In eleven days, the wind will blow through a new door and I feel myself in fast idle, revving to walk through it. I take my youngest girl with me on this new adventure. She and I, we're trees sprouting healthy and strong and get so excited at this next adventure we can't stop talking over one another and checking the calendar and counting again how many days till it starts? But tonight? The old tapes wind themselves thin through my head and my phone rings and it's my oldest boy. The one with the machete scars. He's in Washington D.C. tonight, his gig with the navy reserves takes him there. But he takes a break to call his mama on the phone and just at the moment his mama needed it.
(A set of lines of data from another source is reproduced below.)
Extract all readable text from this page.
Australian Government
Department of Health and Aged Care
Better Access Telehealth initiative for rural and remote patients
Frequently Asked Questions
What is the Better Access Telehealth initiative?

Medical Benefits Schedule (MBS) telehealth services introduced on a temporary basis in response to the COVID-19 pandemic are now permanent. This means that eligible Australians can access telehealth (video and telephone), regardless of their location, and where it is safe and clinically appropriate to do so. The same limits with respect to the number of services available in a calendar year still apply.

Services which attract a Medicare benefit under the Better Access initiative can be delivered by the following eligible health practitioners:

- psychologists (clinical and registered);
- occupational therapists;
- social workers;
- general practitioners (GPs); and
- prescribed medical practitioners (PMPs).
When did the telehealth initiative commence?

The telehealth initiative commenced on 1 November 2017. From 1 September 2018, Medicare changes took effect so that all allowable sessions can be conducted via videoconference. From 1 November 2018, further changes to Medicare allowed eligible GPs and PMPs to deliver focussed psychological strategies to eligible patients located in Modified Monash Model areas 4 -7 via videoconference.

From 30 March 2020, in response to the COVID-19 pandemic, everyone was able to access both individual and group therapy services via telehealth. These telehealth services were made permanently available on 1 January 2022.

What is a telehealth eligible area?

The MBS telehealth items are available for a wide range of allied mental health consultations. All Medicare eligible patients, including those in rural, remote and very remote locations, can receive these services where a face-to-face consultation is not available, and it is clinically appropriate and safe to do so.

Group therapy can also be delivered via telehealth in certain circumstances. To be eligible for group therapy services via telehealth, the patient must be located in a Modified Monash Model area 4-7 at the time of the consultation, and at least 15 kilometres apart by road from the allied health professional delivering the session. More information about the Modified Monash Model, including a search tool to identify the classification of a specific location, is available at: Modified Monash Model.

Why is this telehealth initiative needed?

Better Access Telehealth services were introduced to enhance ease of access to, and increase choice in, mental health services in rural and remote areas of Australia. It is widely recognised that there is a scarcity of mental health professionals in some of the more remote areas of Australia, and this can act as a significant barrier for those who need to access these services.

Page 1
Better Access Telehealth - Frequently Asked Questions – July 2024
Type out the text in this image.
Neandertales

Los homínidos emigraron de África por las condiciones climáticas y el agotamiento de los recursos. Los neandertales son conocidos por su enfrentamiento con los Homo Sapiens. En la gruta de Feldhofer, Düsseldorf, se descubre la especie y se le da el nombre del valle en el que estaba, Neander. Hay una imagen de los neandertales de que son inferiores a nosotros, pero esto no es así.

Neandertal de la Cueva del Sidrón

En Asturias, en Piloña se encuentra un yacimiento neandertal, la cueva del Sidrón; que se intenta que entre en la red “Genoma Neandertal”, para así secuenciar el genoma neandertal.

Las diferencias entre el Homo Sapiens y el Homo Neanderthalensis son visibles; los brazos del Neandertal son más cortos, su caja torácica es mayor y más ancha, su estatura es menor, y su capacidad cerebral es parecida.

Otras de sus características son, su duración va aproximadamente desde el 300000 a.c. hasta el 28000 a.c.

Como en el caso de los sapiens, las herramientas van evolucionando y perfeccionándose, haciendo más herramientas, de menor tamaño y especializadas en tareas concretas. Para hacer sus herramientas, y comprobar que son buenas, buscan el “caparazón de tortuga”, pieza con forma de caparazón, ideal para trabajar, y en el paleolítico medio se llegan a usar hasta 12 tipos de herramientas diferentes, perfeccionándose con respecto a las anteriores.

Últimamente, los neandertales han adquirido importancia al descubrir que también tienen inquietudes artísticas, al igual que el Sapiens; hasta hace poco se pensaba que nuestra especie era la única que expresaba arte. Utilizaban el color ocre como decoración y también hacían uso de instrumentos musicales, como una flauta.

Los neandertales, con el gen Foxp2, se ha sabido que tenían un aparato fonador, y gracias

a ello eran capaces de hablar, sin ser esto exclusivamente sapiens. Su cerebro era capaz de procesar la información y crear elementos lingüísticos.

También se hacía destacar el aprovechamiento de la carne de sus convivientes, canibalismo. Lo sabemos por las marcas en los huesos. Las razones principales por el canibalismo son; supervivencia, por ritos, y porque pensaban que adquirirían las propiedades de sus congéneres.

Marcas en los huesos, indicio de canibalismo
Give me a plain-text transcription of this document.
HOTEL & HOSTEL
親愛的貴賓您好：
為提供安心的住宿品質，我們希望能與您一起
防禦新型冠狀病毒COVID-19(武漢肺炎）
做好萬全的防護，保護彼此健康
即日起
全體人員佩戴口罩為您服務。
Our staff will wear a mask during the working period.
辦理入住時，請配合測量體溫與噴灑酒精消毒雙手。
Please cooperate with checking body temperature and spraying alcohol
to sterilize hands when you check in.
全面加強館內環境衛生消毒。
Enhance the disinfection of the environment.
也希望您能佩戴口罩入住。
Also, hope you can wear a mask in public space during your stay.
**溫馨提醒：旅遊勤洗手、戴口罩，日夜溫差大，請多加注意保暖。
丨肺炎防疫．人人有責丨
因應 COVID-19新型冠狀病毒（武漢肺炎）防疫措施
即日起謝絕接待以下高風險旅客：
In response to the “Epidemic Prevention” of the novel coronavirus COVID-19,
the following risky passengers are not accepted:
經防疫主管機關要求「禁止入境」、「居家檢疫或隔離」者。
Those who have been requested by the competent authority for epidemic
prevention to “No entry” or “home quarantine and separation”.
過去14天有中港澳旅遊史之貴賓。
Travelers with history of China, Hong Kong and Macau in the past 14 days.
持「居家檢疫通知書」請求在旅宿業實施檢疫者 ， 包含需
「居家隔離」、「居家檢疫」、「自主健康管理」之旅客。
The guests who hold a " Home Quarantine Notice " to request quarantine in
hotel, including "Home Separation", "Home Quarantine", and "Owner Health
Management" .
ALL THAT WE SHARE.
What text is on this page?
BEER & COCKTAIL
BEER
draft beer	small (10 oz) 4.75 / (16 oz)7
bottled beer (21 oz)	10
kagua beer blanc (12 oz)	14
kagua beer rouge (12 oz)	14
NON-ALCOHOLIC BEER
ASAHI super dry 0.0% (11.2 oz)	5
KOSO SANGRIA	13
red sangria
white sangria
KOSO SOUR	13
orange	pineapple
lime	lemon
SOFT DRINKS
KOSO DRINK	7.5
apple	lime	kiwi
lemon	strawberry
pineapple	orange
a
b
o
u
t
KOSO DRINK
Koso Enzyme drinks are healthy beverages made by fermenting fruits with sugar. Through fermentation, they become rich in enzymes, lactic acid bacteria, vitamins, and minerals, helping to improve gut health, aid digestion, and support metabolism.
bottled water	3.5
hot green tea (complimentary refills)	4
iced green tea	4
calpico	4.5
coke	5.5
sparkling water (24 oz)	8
Because it's Friday night and I'm eating ice cream with fudge sauce and the evening is lovely and I have nowhere to go really, except on a walk, and the enemy of my soul screams loud in my ears that I'm a loser, that I'm good for a laugh but not good enough to "keep". That I don't matter much. And I start to panic, the particular sort of quiet panic that no one would notice if they were sitting next to me but it stops in my throat and sticks there heavy. I tell my boy what I hear in my head and he prays true words that fall on me like a quiet country night.
I hang up grateful. The voices still sneer at me. I want the eleven days to pass overnight while I'm sleeping so I don't have to feel what I'm feeling, to hear what the tapes are playing. I decide to ignore them and pay attention to how the hot fudge tastes and that a walk would be lovely and that I will seize this lonesome moment as real life and hold fast to it and not run from it. It's what I have right now and I can't wait eleven days to live again. Because what if eleven days never comes?
What I've learned, what I'm learning to learn, is that the interim is still living. And I must be about it.